HomeA la uneREPUBLIQUE CENTRAFRICAINE : Le Pape saura-t-il mettre fin à la transition ?  

REPUBLIQUE CENTRAFRICAINE : Le Pape saura-t-il mettre fin à la transition ?  


 

C’est en principe le 29 novembre prochain que l’avion transportant le Pape François, mettra le cap sur la RCA, après les étapes du Kenya et de l’Ouganda. Le souverain pontife débarquera sur les bords de l’Oubangui dans un contexte de transition politique à rebondissements, marqué notamment par des violences à relents ethnico-confessionnels, et des reports successifs de l’élection présidentielle qui devait mettre un terme à la profonde crise qui déchire  le pays depuis  plusieurs années. La transition qui avait été mise en place après le départ précipité de Michel  Djotodia de la présidence en 2013, se révèle être un véritable serpent de mer, puisqu’indéfiniment prorogée en raison des difficultés financières et des violences communautaires que vit le pays.
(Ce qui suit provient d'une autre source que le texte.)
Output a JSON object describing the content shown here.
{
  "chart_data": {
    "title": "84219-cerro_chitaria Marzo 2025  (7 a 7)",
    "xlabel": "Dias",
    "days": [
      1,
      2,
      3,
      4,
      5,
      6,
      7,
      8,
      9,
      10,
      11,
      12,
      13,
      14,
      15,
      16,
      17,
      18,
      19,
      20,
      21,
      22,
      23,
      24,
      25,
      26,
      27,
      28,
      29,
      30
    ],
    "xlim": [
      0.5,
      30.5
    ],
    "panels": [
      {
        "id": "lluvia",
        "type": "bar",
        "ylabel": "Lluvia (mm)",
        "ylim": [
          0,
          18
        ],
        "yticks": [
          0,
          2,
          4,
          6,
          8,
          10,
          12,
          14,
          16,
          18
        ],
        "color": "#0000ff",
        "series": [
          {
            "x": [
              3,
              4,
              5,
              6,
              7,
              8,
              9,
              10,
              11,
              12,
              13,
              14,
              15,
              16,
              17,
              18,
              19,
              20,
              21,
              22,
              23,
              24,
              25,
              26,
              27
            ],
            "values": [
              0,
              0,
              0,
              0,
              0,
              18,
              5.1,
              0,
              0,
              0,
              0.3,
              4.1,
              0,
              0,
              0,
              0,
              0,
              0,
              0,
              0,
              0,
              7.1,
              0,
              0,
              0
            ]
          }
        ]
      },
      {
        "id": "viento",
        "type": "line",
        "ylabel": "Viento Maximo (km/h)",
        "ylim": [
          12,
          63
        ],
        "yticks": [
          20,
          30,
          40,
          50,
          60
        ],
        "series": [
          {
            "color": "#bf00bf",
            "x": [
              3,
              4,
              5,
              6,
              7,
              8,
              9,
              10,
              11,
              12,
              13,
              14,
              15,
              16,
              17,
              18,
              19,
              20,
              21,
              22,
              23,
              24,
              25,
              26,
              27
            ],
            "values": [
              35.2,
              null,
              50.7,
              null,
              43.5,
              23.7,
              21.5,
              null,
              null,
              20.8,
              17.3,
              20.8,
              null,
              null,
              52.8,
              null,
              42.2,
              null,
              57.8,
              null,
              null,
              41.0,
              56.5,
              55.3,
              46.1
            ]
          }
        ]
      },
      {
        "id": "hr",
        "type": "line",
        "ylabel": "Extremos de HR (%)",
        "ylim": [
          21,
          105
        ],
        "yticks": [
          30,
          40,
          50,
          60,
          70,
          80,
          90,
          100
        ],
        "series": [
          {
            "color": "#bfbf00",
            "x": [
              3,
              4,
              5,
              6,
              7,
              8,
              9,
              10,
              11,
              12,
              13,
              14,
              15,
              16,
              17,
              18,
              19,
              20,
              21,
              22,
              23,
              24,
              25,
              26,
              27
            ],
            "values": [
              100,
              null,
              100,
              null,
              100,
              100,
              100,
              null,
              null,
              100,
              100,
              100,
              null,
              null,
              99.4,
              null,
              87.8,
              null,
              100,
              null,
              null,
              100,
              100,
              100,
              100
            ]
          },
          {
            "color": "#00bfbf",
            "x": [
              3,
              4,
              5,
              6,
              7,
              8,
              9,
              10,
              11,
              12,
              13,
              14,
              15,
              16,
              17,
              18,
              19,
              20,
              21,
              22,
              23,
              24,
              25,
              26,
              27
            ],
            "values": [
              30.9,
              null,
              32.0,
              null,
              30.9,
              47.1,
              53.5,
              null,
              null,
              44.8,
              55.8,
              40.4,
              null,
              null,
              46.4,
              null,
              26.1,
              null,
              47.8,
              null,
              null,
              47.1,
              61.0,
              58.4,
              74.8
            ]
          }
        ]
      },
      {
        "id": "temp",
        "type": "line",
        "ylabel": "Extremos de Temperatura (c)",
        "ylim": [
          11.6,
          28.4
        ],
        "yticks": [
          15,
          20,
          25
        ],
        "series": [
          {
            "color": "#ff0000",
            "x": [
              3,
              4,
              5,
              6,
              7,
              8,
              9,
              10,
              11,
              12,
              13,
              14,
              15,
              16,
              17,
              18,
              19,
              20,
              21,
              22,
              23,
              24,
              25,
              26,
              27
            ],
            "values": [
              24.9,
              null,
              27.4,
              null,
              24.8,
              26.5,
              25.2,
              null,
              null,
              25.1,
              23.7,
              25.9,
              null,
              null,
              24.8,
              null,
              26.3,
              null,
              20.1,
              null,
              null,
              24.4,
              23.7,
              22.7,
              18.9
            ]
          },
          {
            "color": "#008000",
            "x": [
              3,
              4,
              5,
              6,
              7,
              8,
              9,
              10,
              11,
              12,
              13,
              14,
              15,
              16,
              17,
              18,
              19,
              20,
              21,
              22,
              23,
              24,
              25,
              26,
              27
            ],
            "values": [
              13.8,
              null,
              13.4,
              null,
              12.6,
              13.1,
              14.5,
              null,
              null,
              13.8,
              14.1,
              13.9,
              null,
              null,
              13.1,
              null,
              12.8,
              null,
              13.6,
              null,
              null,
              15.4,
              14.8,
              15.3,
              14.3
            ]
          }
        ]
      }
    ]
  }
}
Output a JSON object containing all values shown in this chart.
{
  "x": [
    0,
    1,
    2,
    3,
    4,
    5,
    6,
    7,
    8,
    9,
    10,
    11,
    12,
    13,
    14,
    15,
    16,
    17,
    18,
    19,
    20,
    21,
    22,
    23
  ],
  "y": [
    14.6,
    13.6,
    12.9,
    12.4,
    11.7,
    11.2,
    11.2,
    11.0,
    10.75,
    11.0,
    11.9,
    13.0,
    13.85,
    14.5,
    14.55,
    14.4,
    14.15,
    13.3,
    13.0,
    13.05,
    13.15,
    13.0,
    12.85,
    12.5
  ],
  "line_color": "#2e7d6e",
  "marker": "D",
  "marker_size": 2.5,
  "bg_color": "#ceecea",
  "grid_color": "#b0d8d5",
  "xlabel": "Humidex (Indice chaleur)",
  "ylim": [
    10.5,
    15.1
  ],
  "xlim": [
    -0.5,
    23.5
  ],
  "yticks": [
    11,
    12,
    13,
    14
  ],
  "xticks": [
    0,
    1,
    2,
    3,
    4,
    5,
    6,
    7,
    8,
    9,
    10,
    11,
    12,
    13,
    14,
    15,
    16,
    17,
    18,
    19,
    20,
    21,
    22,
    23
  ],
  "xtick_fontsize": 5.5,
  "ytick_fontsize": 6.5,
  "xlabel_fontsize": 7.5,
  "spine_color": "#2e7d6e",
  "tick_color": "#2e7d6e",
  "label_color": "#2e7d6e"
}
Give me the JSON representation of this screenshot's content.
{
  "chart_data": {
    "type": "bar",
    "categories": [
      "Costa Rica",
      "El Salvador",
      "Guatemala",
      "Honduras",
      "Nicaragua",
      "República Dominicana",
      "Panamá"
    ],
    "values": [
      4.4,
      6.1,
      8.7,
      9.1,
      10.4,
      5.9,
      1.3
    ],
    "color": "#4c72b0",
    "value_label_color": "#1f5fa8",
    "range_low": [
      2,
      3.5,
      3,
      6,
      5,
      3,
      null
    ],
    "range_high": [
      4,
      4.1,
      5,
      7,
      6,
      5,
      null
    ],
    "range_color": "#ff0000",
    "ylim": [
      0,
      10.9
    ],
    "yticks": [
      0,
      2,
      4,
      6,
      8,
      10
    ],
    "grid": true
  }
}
La décision prise par les Etats de l’Afrique centrale de reporter une fois de plus le scrutin présidentiel au 31 mars 2016, est officiellement motivée par l’insuffisance du budget qui devrait être alloué au processus électoral, mais tout le monde sait que les problèmes sécuritaires sont les principaux obstacles à la sortie de crise. Cette situation pour le moins délétère de la RCA, a créé des frictions entre les acteurs politiques, certains comme la présidente de la transition, Catherine Samba-Panza, appelant de leurs vœux à l’organisation rapide des élections alors que d’autres estiment qu’il faut d’abord réunifier et sécuriser le pays avant de  convoquer le corps électoral. Face à ces positions tranchées des hommes politiques mus par des intérêts égoïstes, le président de  l’Autorité nationale des élections (ANE) et son vice-président ont fini par jeter l’éponge, créant ainsi une vacance au sommet de la structure en charge de l’organisation du scrutin et donnant du coup des arguments supplémentaires aux partisans du report. La question qu’on pourrait se poser est celle de savoir si le pari du 31 mars 2016 sera respecté, car les Centrafricains nous ont habitués à des retournements de situation qui ont plus d’une fois failli plonger irrémédiablement leur pays dans l’abîme. La présence et l’assistance de la communauté internationale à travers ses soldats et ses humanitaires dans ce pays situé au centre de l’Afrique comme son nom l’indique, n’a manifestement pas servi à rabibocher les deux principales communautés religieuses qui continuent de s’affronter à la machette ou à la mitraillette, instrumentalisées par des politiciens revanchards et nombrilistes comme François Bozizé et Michel Djotodia.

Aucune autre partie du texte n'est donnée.